The changes being proposed by MICA aim to bring Singapore’s Telecommunications Act up to date with changes in the telecommunications industry. “Telecom networks have increased in importance as consumers rely on these networks for all forms of communication services, including voice, data, video, Internet access and even television services,” the ministry said in a consultation paper describing the proposed changes.
Among the biggest proposed changes are higher penalties for operators that violate conditions of their license or engage in anti-competitive conduct. The current maximum penalty of S$1 million would be raised to 10 percent of the company’s annual revenue for the licensed service or S$1 million, whichever is higher. In addition, MICA’s proposal would give the Infocommunications Development Authority of Singapore (IDA), the body that oversees the telecom sector, the ability to suspend or cancel the licenses of companies that don’t pay fines on time.

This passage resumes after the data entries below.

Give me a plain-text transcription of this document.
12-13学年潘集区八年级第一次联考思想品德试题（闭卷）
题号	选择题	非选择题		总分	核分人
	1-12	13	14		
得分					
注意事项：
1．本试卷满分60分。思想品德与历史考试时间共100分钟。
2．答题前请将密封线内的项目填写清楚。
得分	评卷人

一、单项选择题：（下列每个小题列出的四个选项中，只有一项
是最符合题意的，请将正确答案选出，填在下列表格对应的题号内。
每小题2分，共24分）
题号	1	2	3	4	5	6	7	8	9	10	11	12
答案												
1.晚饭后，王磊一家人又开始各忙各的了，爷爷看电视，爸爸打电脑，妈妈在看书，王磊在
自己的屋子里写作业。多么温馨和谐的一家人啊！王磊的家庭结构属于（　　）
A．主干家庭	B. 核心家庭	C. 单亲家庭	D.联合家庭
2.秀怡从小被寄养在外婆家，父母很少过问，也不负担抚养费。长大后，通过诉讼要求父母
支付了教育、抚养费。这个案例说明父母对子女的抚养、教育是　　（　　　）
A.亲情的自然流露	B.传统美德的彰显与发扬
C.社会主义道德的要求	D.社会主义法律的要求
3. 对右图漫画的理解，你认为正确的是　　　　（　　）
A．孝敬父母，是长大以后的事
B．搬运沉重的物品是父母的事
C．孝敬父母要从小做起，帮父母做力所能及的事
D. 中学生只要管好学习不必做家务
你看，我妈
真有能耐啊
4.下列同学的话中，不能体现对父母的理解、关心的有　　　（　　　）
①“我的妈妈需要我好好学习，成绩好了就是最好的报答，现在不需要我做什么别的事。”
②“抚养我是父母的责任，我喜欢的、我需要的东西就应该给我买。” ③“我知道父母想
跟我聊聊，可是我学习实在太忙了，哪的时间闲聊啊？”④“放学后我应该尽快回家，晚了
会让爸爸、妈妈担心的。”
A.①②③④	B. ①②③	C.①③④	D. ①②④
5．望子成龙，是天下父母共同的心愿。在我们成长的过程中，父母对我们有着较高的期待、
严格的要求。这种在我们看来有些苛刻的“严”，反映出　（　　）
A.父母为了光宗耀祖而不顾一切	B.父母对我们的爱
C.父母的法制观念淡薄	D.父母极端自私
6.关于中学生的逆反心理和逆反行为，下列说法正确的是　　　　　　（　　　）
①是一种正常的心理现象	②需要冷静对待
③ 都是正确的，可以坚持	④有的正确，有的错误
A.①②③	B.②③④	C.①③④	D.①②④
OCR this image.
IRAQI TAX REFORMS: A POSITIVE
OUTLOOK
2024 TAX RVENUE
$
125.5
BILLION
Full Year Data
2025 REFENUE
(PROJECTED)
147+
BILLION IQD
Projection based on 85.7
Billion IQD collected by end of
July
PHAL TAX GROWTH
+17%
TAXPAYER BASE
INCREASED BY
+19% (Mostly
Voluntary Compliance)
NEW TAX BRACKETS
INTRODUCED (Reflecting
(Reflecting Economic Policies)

In addition, the proposed changes would create a special administration order that allows the minister of information, communications and the arts to takeover a licensee and its operations under certain conditions, such as when an operator is no longer “commercially able” to offer licensed services.
“This could arise for instance where the network is relied upon for the provision of important telecom services and where there are no reasonable substitutes to the network, or in the case of an extensive network serving a large subscriber base whereby the cessation of service would cause major disturbance and inconvenience to the public and the economy,” the consultation paper said, seeking local feedback on the proposed changes.